HARI TANPA TEMBAKAU SEDUNIA

Peringatan Hari Tanpa Tembakau Sedunia

Setiap tanggal 31 Mei diperingati sebagai hari Tanpa Tembakau Sedunia atau "World No Tobacco Day" (WNTD). Peringatan Hari Tanpa Tembakau Sedunia sebagai upaya dalam memberikan edukasi kepada seluruh masyarakat dunia akan bahaya kesehatan akibat asap rokok sekaligus sebagai upaya menekan konsumsi rokok yang terus meningkat.

Hampir 80% dari lebih dari 1 miliar perokok di seluruh dunia, hidup di negara berpenghasilan rendah dan menengah, di mana beban penyakit dan kematian terkait tembakau adalah yang terberat, termasuk di Indonesia.
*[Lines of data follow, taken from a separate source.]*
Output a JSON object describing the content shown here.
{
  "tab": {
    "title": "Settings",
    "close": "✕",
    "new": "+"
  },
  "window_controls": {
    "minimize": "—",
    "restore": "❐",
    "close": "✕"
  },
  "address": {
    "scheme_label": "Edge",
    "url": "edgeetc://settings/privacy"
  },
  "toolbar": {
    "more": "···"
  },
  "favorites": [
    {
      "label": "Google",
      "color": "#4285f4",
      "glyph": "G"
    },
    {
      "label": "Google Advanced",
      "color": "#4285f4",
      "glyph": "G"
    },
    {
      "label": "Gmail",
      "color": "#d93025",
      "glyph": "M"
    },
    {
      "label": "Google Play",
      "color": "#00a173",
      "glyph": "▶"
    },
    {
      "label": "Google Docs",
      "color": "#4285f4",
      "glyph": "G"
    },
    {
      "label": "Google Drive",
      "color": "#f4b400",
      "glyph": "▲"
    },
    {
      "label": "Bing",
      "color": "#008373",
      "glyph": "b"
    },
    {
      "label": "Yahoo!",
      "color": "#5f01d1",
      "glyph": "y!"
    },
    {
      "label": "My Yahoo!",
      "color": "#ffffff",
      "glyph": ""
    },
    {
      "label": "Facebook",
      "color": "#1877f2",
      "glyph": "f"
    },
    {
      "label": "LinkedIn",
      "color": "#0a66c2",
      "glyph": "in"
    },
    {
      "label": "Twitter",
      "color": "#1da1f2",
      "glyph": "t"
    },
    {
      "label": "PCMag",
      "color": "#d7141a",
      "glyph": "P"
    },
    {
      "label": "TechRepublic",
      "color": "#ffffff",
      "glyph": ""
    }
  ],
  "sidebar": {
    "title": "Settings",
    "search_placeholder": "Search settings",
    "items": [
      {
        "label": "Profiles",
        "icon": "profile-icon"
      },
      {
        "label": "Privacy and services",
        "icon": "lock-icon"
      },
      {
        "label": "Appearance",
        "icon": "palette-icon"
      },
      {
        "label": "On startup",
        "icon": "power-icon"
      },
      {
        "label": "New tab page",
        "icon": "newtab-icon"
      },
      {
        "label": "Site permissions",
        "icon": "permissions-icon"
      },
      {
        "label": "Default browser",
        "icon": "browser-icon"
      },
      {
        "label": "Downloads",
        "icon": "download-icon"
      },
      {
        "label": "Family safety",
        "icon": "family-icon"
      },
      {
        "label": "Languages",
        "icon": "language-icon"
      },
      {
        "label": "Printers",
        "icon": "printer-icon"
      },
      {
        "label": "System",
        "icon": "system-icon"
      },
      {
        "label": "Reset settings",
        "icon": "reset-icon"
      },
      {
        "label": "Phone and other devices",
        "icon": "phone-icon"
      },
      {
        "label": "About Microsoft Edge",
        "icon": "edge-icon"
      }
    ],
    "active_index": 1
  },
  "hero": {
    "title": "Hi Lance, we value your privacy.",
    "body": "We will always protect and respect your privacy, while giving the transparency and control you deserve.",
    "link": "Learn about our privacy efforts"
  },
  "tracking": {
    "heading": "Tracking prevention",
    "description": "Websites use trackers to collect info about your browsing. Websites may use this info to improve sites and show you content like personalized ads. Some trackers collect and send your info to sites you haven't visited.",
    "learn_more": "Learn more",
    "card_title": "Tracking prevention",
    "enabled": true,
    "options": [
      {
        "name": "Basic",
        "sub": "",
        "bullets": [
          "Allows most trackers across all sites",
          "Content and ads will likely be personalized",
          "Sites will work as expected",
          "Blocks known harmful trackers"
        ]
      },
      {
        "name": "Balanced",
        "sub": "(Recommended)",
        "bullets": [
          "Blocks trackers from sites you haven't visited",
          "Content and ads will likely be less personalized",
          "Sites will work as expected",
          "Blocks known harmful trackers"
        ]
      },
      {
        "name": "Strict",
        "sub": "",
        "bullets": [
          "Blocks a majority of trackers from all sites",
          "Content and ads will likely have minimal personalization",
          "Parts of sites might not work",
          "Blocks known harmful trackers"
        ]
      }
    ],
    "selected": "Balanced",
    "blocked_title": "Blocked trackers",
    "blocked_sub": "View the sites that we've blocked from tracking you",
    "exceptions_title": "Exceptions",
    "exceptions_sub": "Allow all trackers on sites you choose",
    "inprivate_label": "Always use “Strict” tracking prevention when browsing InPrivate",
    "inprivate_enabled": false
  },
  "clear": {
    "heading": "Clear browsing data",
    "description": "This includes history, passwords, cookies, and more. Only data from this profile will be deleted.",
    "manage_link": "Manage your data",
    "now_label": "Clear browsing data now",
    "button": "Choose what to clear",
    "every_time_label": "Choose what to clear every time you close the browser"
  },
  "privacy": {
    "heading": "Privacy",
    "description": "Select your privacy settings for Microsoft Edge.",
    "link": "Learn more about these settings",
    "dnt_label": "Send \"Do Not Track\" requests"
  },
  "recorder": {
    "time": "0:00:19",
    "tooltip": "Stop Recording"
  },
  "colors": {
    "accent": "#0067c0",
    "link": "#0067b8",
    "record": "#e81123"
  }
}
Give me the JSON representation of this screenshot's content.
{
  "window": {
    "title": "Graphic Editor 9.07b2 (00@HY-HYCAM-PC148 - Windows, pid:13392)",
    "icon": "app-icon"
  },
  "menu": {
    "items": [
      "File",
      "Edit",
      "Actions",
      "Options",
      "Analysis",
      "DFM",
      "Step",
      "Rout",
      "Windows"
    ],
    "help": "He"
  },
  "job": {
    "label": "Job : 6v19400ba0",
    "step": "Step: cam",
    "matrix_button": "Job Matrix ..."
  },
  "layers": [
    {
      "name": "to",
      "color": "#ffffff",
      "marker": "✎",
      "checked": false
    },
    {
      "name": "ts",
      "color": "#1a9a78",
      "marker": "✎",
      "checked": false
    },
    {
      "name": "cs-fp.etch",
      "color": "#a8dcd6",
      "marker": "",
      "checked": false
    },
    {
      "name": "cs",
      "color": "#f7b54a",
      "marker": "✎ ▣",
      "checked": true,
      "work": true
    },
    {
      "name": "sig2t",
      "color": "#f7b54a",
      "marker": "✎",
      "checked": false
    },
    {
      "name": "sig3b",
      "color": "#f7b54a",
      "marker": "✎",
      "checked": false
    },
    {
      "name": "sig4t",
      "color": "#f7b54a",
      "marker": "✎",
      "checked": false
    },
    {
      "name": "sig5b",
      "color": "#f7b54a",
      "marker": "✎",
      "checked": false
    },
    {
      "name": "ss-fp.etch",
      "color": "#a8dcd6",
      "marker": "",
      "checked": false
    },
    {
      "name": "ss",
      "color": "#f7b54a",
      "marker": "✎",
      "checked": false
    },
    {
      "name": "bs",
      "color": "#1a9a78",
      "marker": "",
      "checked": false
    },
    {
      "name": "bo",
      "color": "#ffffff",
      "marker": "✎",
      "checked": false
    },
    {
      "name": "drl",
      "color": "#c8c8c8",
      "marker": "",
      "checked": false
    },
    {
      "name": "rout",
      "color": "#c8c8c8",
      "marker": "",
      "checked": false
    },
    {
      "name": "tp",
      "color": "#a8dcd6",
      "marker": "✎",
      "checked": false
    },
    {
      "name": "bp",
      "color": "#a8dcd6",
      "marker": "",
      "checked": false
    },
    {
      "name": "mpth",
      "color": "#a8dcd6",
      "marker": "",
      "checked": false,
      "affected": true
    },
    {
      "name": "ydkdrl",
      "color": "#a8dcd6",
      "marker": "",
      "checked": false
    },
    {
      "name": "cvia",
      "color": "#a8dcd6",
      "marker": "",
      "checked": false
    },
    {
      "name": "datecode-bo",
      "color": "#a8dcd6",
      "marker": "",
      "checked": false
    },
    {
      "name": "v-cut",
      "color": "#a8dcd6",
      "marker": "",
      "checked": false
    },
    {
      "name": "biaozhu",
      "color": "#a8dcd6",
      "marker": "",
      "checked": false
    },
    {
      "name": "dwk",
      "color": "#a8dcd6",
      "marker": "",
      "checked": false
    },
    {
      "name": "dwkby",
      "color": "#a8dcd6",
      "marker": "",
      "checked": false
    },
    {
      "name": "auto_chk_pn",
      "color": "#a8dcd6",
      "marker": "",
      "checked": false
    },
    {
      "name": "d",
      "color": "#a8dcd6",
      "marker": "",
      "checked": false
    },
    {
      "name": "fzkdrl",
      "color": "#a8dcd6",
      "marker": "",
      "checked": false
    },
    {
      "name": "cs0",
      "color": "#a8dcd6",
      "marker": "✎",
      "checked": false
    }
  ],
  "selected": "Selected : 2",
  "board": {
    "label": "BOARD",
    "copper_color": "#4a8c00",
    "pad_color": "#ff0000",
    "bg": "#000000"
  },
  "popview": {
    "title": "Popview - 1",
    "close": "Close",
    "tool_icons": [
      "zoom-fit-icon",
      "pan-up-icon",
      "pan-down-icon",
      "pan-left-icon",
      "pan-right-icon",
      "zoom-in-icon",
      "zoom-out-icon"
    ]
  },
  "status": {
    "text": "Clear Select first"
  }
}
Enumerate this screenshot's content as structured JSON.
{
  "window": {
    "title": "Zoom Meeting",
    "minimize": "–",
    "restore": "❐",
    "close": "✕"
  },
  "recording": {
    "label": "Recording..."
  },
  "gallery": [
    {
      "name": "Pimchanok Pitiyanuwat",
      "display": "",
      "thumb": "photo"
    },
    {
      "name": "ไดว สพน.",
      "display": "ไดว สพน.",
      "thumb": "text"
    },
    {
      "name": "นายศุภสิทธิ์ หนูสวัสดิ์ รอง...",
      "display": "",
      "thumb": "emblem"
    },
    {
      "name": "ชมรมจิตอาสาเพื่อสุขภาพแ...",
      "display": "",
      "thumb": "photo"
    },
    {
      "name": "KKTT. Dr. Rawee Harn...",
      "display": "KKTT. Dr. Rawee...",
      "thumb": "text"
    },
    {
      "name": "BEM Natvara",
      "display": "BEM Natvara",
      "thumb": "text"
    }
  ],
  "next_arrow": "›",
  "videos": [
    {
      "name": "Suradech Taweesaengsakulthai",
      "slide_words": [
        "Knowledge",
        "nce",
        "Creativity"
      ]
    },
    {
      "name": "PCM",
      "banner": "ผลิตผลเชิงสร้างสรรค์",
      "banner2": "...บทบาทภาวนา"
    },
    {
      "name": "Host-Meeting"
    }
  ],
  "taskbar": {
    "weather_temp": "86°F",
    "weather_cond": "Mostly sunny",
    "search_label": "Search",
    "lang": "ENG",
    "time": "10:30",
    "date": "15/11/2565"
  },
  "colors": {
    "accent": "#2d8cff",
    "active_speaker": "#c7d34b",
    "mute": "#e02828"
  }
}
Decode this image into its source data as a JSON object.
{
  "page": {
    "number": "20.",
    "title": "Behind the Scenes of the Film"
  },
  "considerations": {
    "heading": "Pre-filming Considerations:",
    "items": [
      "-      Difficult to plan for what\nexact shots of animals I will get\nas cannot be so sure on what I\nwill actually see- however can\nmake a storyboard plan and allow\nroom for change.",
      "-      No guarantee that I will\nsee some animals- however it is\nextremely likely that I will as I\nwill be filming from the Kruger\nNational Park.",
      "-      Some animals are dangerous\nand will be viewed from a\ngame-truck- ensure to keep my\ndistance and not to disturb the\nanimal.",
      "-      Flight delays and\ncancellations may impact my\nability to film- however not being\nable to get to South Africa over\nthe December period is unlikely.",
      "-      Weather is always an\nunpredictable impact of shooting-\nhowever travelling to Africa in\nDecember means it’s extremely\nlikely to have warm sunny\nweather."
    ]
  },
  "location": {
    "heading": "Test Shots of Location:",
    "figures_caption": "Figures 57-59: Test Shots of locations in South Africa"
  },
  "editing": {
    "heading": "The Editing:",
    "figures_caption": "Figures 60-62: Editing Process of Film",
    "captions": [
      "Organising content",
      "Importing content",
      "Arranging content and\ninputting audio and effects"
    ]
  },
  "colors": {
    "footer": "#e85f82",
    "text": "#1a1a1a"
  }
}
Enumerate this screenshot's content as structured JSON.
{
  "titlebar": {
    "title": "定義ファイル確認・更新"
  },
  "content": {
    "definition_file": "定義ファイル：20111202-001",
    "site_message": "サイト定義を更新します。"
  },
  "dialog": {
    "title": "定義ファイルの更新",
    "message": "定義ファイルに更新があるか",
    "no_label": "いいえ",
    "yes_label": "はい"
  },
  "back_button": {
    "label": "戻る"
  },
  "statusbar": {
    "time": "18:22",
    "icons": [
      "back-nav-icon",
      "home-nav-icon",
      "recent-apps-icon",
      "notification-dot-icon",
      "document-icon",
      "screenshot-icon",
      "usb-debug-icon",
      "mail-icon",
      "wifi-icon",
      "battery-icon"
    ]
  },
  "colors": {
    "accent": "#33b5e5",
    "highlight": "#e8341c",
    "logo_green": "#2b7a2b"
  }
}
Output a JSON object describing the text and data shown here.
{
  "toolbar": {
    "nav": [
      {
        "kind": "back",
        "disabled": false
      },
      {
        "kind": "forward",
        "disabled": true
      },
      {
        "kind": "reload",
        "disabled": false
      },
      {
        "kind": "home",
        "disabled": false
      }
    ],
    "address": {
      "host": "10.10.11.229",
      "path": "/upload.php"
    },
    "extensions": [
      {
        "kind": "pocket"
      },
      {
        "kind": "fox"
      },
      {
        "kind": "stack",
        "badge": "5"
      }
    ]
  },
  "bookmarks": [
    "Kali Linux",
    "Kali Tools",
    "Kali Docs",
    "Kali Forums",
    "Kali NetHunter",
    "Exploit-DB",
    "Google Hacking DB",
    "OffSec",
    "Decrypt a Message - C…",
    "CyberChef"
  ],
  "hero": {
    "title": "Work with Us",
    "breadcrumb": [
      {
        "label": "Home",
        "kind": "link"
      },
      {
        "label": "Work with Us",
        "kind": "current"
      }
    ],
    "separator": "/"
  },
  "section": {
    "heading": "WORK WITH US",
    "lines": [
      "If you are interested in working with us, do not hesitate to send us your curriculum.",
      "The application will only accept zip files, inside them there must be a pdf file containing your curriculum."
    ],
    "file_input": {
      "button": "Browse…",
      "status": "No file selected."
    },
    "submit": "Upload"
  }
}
Berdasarkan hasil Survei Sosial Ekonomi Nasional (Susenas) Maret 2016, persentase rata-rata pengeluaran per kapita sebulan yang digunakan untuk memberli rokok adalah 6,72% atau nomer 4 terbanyak. Berdasarkan data Survei Indikator Kesehatan Nasional (SIRKESNAS) tahun 2016, prevalensi merokok secara nasional di Indonesia adalah 28,5%.

Di Indonesia upaya pengendalian faktor resiko penyakit tidak menular dilakukan dengan ‘CERDIK’, yaitu Cek kesehatan secara berkala, Enyahkan asap rokok, Rajin aktivitas fisik, Diet sehat seimbang, Istirahat yang cukup, dan Kelola stres. Upaya pengendalian tembakau dilakukan dengan penerbitan peraturan terkait Kawasan Tanpa Rokok (KTR) oleh Pemerintah Daerah dan membentuk Aliansi Walikota/Bupati dalam Pengendalian Tembakau. Indikator program pengendalian penyakit tidak menular pada Rencana Strategis Kementerian Kesehatan tahun 2015-2019 adalah persentase kabupaten/kota yang melaksanakan kebijakan Kawasan Tanpa Rokok (KTR) minimal pada 50% institusi pendidikan atau sekolah.

Peringatan Hari Tanpa Tembakau Sedunia dapat menjadi momentum membantu sosialisasi dampak buruk bagi kesehatan tubuh sekaligus menyelamatkan masa depan anak-anak dan keluarga dari paparan polusi para perokok. Sudahkah kita berkontribusi?